Elite Chemistry & Craft Book Models

It all began with the orange juice photo, circa 2001 Benjamin Cummings. I know that it was for a chemistry book. I believe it was for an edition of Russo & Silver's Introductory Chemistry for undergrads. I could not even begin to wonder what edition it was. All I know is that I was an editorial assistant at Pearson Education in San Francisco, and someone told me that if I felt like it, I could spend the day at a photo studio and be a model for a book. Heck yeah, my 23 year-old self said! Hence, I showed up and some very nice photographers sat me down at a table, whereupon they piled fresh citrus, put me against a tropical backdrop, and turned on special lights that would give me a tan. I was instructed to "drink juice from a glass," which seems very easy, but is actually quite difficult to do in an appealing way! Eventually, they told me to just hold it near my mouth and smile. Which, let's face it, worked best for everyone. And voila!--or rather, 2 hours later--we were done. Do I know why a photo of a girl drinking orange juice is needed for a chemistry book? Nope! The point is that it sparked my amateur book modeling career.

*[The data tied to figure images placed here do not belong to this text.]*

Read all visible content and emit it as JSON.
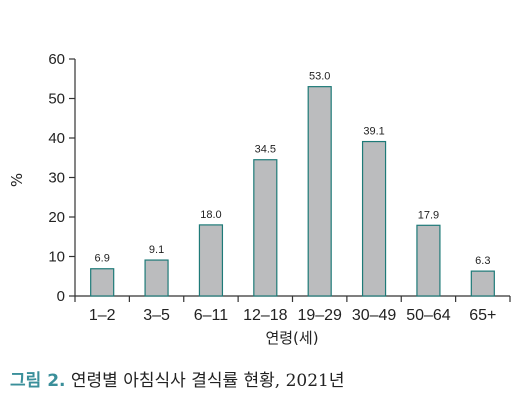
{
  "chart_data": {
    "type": "bar",
    "categories": [
      "1–2",
      "3–5",
      "6–11",
      "12–18",
      "19–29",
      "30–49",
      "50–64",
      "65+"
    ],
    "values": [
      6.9,
      9.1,
      18.0,
      34.5,
      53.0,
      39.1,
      17.9,
      6.3
    ],
    "value_labels": [
      "6.9",
      "9.1",
      "18.0",
      "34.5",
      "53.0",
      "39.1",
      "17.9",
      "6.3"
    ],
    "yticks": [
      "0",
      "10",
      "20",
      "30",
      "40",
      "50",
      "60"
    ],
    "ylim": [
      0,
      60
    ],
    "xlabel": "연령(세)",
    "ylabel": "%",
    "grid": false,
    "colors": {
      "bar_fill": "#bbbcbe",
      "bar_stroke": "#1e7a78",
      "axis": "#333333"
    }
  },
  "caption": {
    "label": "그림 2.",
    "text": "연령별 아침식사 결식률 현황, 2021년",
    "label_color": "#3a8f9a"
  }
}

Fast forward to 2008. I'm in New York City, editing a book called Sewing Green. Now, it all gets a little fuzzy when I think about how I wound up going from editor to Elite Craft Book Model for this book. Maybe I was needed at the photo shoot and got hoodwinked into it? No no wasn't that shady. But I do know that somehow not one but three of my coworkers wound up taking a train to Rhinebeck, NY that week to model such things as a buckwheat-filled neck compress, pajama bottoms made from recycled sheets, and a tote bag made from recycled tyvek envelopes (and then stamped with bubble wrap). Don't I look elegant holding my tote bag? What I love about this photo is that when we saw the proofs, I noticed all sorts of unfortunate things, like one of my knees was bruised, and my calves had indentations in them from the elastic in my socks because it was winter at the time. I must say, though--it's awfully fun to look at a proof of yourself and circle all of the "problem areas" with a sharpie for the printer to fix.

Just recently, though, I found a way for another one of my dearest oldest friends to also become an amateur book model. Jess P., shown on the cover of Knits Men Want, came through for us in a pinch on one of the hottest, rainiest days that Brooklyn ever saw! Because of a tight schedule, it was sort of a now or never situation. The photographer (Jared Flood) and I looked at the weather report and conferred on the phone--should we go ahead and shoot today, even though the skies are supposed to tear open and dump buckets of rain on us starting at 3pm? Sure! Why not? So Jess and a lovely man named Carter came to Jared's house and were the best sports I've ever seen. They kept their toasty sweaters on in the 90-degree humidity, ready to run outside the moment the rain broke.

The shot used for the cover is a particularly great memory for me. I was the one standing just to side of them (out of view, of course), holding a giant reflector over their heads to A) capture whatever light we could, and B) keep the rain off of them. After this shot was done, Jared and I were soaked to the bone. But hey, we got our cover shot! And Jess got to learn how to hold knitting needles. (Someday we'll get to the actual knitting, too.)

Either way, congratulations, Jess! You are now an Elite Craft Book Model, too!